Methods: We used data from 28,486 postmenopausal women (11,519 cases and 16,967 controls) of European descent. A PRS based on 141 CRC-associated genetic variants was modeled as a categorical variable in quartiles. Multiplicative interaction between PRS and MHT use was evaluated using logistic regression. Additive interaction was measured using the relative excess risk due to interaction (RERI). 30-year cumulative risks of CRC for 50-year-old women according to MHT use and PRS were calculated.
Results: The reduction in odds ratios by MHT use was larger in women within the highest quartile of PRS compared to that in women within the lowest quartile of PRS (p-value = 2.7 × 10−8).
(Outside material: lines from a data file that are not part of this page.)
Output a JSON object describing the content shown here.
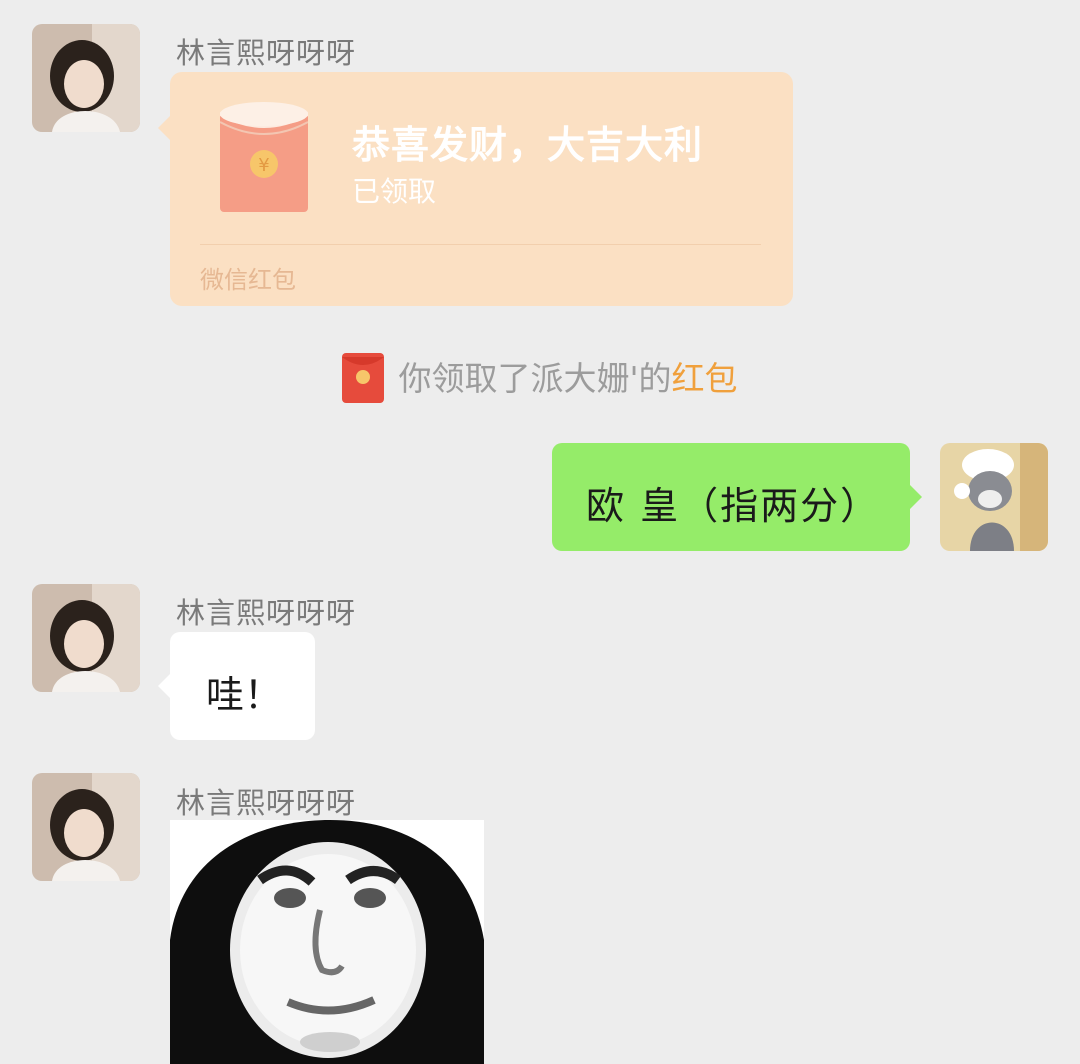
{
  "messages": {
    "m1": {
      "sender": "林言熙呀呀呀",
      "red_packet": {
        "title": "恭喜发财，大吉大利",
        "status": "已领取",
        "footer": "微信红包"
      }
    },
    "notice": {
      "text": "你领取了派大姗'的",
      "highlight": "红包"
    },
    "m2": {
      "text": "欧 皇（指两分）"
    },
    "m3": {
      "sender": "林言熙呀呀呀",
      "text": "哇！"
    },
    "m4": {
      "sender": "林言熙呀呀呀",
      "sticker": "meme-face-sticker"
    }
  },
  "colors": {
    "background": "#ededed",
    "red_packet_card": "#fbe0c3",
    "outgoing_bubble": "#95ec69",
    "incoming_bubble": "#ffffff",
    "highlight": "#f0a03c"
  }
}
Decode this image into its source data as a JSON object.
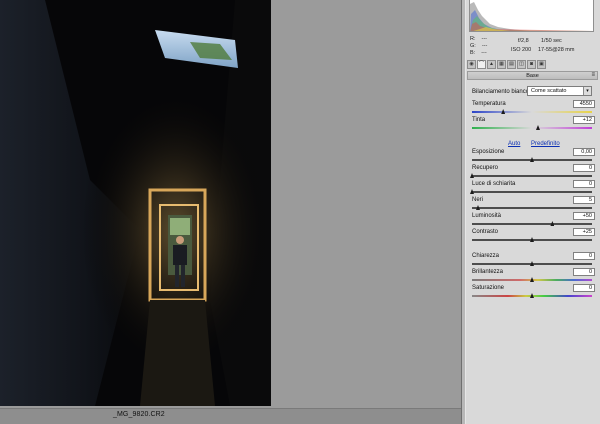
{
  "status_bar": {
    "filename": "_MG_9820.CR2"
  },
  "readout": {
    "r_label": "R:",
    "r_value": "---",
    "g_label": "G:",
    "g_value": "---",
    "b_label": "B:",
    "b_value": "---",
    "aperture": "f/2,8",
    "shutter": "1/50 sec",
    "iso": "ISO 200",
    "lens": "17-55@28 mm"
  },
  "panel": {
    "section_title": "Base",
    "white_balance_label": "Bilanciamento bianco:",
    "white_balance_value": "Come scattato",
    "auto_link": "Auto",
    "default_link": "Predefinito"
  },
  "sliders": [
    {
      "label": "Temperatura",
      "value": "4550",
      "position": 0.26,
      "track": "temperature"
    },
    {
      "label": "Tinta",
      "value": "+12",
      "position": 0.55,
      "track": "tint"
    },
    {
      "label": "Esposizione",
      "value": "0,00",
      "position": 0.5,
      "track": "gray"
    },
    {
      "label": "Recupero",
      "value": "0",
      "position": 0.0,
      "track": "gray"
    },
    {
      "label": "Luce di schiarita",
      "value": "0",
      "position": 0.0,
      "track": "gray"
    },
    {
      "label": "Neri",
      "value": "5",
      "position": 0.05,
      "track": "gray"
    },
    {
      "label": "Luminosità",
      "value": "+50",
      "position": 0.67,
      "track": "gray"
    },
    {
      "label": "Contrasto",
      "value": "+25",
      "position": 0.5,
      "track": "gray"
    },
    {
      "label": "Chiarezza",
      "value": "0",
      "position": 0.5,
      "track": "gray"
    },
    {
      "label": "Brillantezza",
      "value": "0",
      "position": 0.5,
      "track": "vibrance"
    },
    {
      "label": "Saturazione",
      "value": "0",
      "position": 0.5,
      "track": "saturation"
    }
  ],
  "tabs": [
    {
      "icon": "camera-icon"
    },
    {
      "icon": "curve-icon"
    },
    {
      "icon": "detail-icon"
    },
    {
      "icon": "hsl-icon"
    },
    {
      "icon": "split-toning-icon"
    },
    {
      "icon": "lens-icon"
    },
    {
      "icon": "camera-calibration-icon"
    },
    {
      "icon": "presets-icon"
    }
  ],
  "colors": {
    "panel_bg": "#d9d9d9",
    "canvas_bg": "#9b9b9b",
    "link": "#0b2fb3"
  }
}
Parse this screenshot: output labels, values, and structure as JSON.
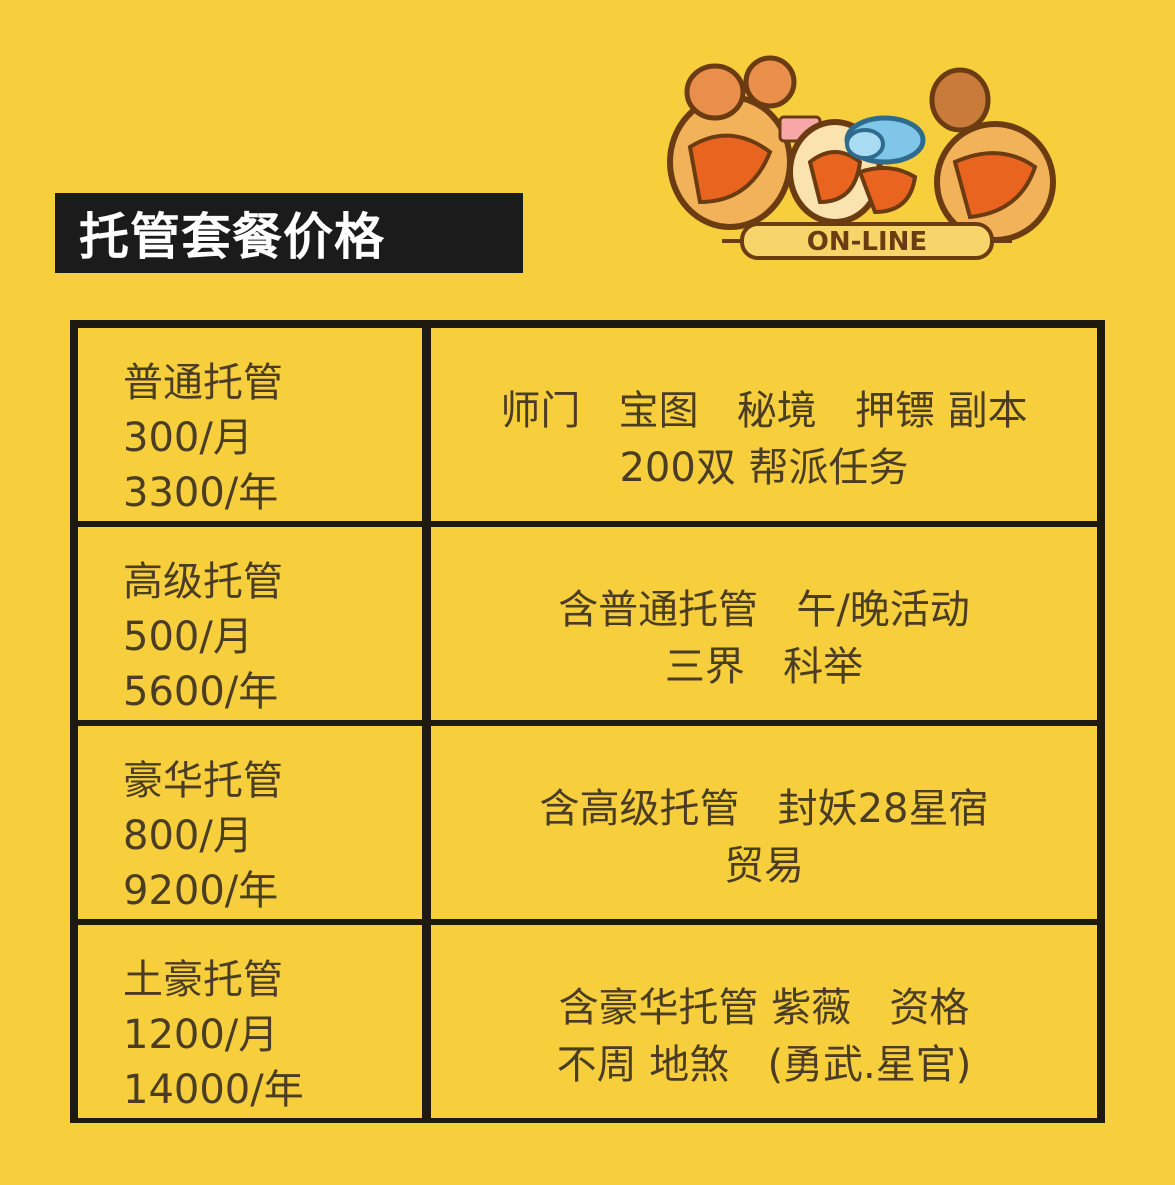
{
  "title": "托管套餐价格",
  "logo": {
    "text": "ON-LINE"
  },
  "plans": [
    {
      "name": "普通托管",
      "monthly": "300/月",
      "yearly": "3300/年",
      "desc_line1": "师门   宝图   秘境   押镖 副本",
      "desc_line2": "200双 帮派任务"
    },
    {
      "name": "高级托管",
      "monthly": "500/月",
      "yearly": "5600/年",
      "desc_line1": "含普通托管   午/晚活动",
      "desc_line2": "三界   科举"
    },
    {
      "name": "豪华托管",
      "monthly": "800/月",
      "yearly": "9200/年",
      "desc_line1": "含高级托管   封妖28星宿",
      "desc_line2": "贸易"
    },
    {
      "name": "土豪托管",
      "monthly": "1200/月",
      "yearly": "14000/年",
      "desc_line1": "含豪华托管 紫薇   资格",
      "desc_line2": "不周 地煞   (勇武.星官)"
    }
  ]
}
At the highest quartile of PRS, the 30-year CRC risk was statistically significantly lower for women taking any MHT than for women not taking any MHT, 3.7% (3.3%–4.0%) vs 6.1% (5.7%–6.5%) (difference 2.4%, P-value = 1.83 × 10−14); these differences were also statistically significant but smaller in magnitude in the lowest PRS quartile, 1.6% (1.4%–1.8%) vs 2.2% (1.9%–2.4%) (difference 0.6%, P-value = 1.01 × 10−3), indicating 4 times greater reduction in absolute risk associated with any MHT use in the highest compared to the lowest quartile of genetic CRC risk.
Conclusions: MHT use has a greater impact on the reduction of CRC risk for women at higher genetic risk. These findings have implications for the development of risk prediction models for CRC and potentially for the consideration of genetic information in the risk-benefit assessment of MHT use.